Pour lutter contre la contrebande, la Norvège a tué les animaux sauvages confisqués.

In 2010, Bjørn Åvik quittait la Suède pour entrer en Norvège, transportant de l’alcool, du tabac et quatre perroquets gris d’Afrique, des oiseaux intelligents de couleur cendrée qu’il comptait élever et vendre en Norvège. Mais au lieu de déclarer ses articles, Åvik a sauté la douane suédoise. Un détecteur de caméra a alors enregistré sa voiture, qui a été sélectionnée par les douanes norvégiennes pour une inspection.

Les agents ont saisi les perroquets parce qu’Åvik n’avait pas le permis nécessaire de l’Agence norvégienne pour l’environnement, une autorité nationale chargée de mettre en œuvre la Convention sur le commerce international des espèces de faune et de flore sauvages menacées d’extinction, ou CITES, un accord multinational visant à protéger les animaux et les plantes sauvages.

Åvik a finalement été reconnu coupable de tentative de contrebande d’une espèce menacée et condamné à 30 jours de prison avec deux ans de probation. Quant aux perroquets, au moment de la saisie, ils étaient en bonne santé et avaient encore 50 ans ou plus à vivre. Åvik dit qu’il s’attendait à ce que les oiseaux confisqués soient placés dans un zoo. Au lieu de cela, un vétérinaire les a tués sous la direction de l’Agence norvégienne pour l’environnement.

Au cours des 15 dernières années, les autorités norvégiennes ont saisi des animaux de contrebande au moins 30 fois. Dans nombre de ces cas, les animaux ont finalement été tués, ce qui soulève des questions sur la manière dont le pays traite les animaux confisqués à ses frontières. Les experts en trafic d’espèces sauvages et les défenseurs des droits des animaux accusent l’Agence norvégienne de l’environnement de tuer systématiquement les animaux confisqués en voie de disparition. Et le problème, disent-ils, s’étend bien au-delà des frontières norvégiennes : Les animaux passés en contrebande dans le monde entier connaissent souvent un sort similaire.

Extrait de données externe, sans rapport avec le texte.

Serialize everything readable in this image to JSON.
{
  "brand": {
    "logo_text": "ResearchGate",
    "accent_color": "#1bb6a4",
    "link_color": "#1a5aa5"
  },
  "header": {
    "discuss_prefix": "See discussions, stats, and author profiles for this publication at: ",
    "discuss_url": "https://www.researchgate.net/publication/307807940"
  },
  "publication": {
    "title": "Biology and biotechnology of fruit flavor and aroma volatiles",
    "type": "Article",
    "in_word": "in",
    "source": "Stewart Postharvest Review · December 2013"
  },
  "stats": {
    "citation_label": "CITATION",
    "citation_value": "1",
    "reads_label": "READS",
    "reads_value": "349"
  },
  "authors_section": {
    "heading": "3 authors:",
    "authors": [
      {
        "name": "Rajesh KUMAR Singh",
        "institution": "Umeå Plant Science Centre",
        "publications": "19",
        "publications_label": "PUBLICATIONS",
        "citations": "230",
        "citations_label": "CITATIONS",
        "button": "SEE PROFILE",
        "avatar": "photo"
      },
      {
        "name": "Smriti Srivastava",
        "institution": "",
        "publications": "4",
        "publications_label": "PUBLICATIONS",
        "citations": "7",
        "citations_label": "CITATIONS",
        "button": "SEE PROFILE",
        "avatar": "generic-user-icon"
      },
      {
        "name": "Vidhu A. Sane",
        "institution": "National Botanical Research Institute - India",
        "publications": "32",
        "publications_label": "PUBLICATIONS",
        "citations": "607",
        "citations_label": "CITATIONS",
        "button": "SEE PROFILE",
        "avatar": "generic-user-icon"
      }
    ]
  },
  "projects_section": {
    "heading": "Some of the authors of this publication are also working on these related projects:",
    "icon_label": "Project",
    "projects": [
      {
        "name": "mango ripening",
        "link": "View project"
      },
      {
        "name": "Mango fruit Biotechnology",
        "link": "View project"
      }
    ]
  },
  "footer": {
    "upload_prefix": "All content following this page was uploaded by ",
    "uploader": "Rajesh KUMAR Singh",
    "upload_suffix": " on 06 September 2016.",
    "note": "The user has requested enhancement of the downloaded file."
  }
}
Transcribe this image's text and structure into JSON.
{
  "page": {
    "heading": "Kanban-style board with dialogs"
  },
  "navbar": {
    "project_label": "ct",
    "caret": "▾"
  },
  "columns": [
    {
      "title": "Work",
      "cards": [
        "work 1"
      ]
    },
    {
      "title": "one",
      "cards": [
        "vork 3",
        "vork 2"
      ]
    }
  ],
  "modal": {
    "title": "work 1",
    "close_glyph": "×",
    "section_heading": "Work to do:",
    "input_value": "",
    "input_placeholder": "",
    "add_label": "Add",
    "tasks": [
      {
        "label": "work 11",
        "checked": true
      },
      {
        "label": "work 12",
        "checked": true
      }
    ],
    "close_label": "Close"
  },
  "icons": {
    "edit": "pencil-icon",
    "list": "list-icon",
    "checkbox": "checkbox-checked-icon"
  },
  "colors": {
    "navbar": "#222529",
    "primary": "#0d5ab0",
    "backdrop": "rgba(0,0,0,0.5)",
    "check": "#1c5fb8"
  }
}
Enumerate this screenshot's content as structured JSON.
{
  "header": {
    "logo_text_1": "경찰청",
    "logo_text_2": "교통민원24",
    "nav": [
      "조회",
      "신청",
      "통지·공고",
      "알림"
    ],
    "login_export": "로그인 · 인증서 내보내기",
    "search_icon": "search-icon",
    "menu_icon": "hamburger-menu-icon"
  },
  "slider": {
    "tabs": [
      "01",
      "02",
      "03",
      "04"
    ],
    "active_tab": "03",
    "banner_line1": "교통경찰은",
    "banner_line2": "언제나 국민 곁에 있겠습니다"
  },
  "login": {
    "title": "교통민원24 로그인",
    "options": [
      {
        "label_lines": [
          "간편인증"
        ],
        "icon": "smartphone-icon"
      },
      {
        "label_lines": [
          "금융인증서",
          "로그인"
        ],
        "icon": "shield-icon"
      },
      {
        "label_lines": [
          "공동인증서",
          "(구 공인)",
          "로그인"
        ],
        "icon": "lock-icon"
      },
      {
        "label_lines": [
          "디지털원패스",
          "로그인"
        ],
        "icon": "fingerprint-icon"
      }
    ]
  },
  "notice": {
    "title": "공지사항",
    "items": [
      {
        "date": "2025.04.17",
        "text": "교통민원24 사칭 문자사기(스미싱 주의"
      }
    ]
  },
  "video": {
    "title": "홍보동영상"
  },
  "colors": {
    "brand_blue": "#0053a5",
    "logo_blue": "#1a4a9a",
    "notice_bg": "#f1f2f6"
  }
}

Selon les directives de la CITES, les fonctionnaires peuvent euthanasier les animaux confisqués, mais uniquement en dernier recours, après avoir essayé de les rapatrier dans leur pays d’origine ou de les placer dans des zoos ou des refuges locaux. Toutefois, la CITES n’exige pas des autorités nationales qu’elles suivent ce qu’il advient des animaux après leur confiscation, et les résolutions ne sont pas juridiquement contraignantes. Par conséquent, selon les critiques, les autorités nationales tuent trop souvent des animaux dans le but de faire respecter un traité conçu pour les protéger.

L’euthanasie systématique est une “façon paradoxale de faire respecter la convention”, déclare Ragnhild Sollund, une criminologue qui a passé plus de dix ans à suivre cette pratique en Norvège.

Certains experts affirment qu’il existe des raisons légitimes et pratiques pour l’euthanasie. Les animaux victimes de trafic peuvent être porteurs de maladies graves ; leur relogement est notoirement compliqué ; et leur rapatriement dans leur pays d’origine peut en fait exacerber le trafic d’espèces sauvages si ces pays sont eux-mêmes corrompus, explique Ronald Orenstein, zoologiste, avocat et consultant pour l’organisation mondiale à but non lucratif Humane Society International, qu’il représente en tant qu’observateur aux réunions de la CITES.

La Norvège n’a pas de zoos ou de refuges spécifiquement désignés pour accueillir régulièrement les animaux confisqués et, jusqu’à récemment, la législation nationale interdisait essentiellement le rapatriement. En raison de ces contraintes, selon les experts, l’abattage était souvent la seule option viable.

La situation de la Norvège “fait écho à ce que nous avons vu dans de nombreux pays”, déclare Loïs Lelanchon, responsable du programme de sauvetage des animaux sauvages pour l’organisation mondiale à but non lucratif Fonds international pour la protection des animaux. Les Philippines, l’Australie et la Belgique, entre autres, ont toutes été confrontées à des situations similaires. “Franchement”, dit-il, “c’est partout”.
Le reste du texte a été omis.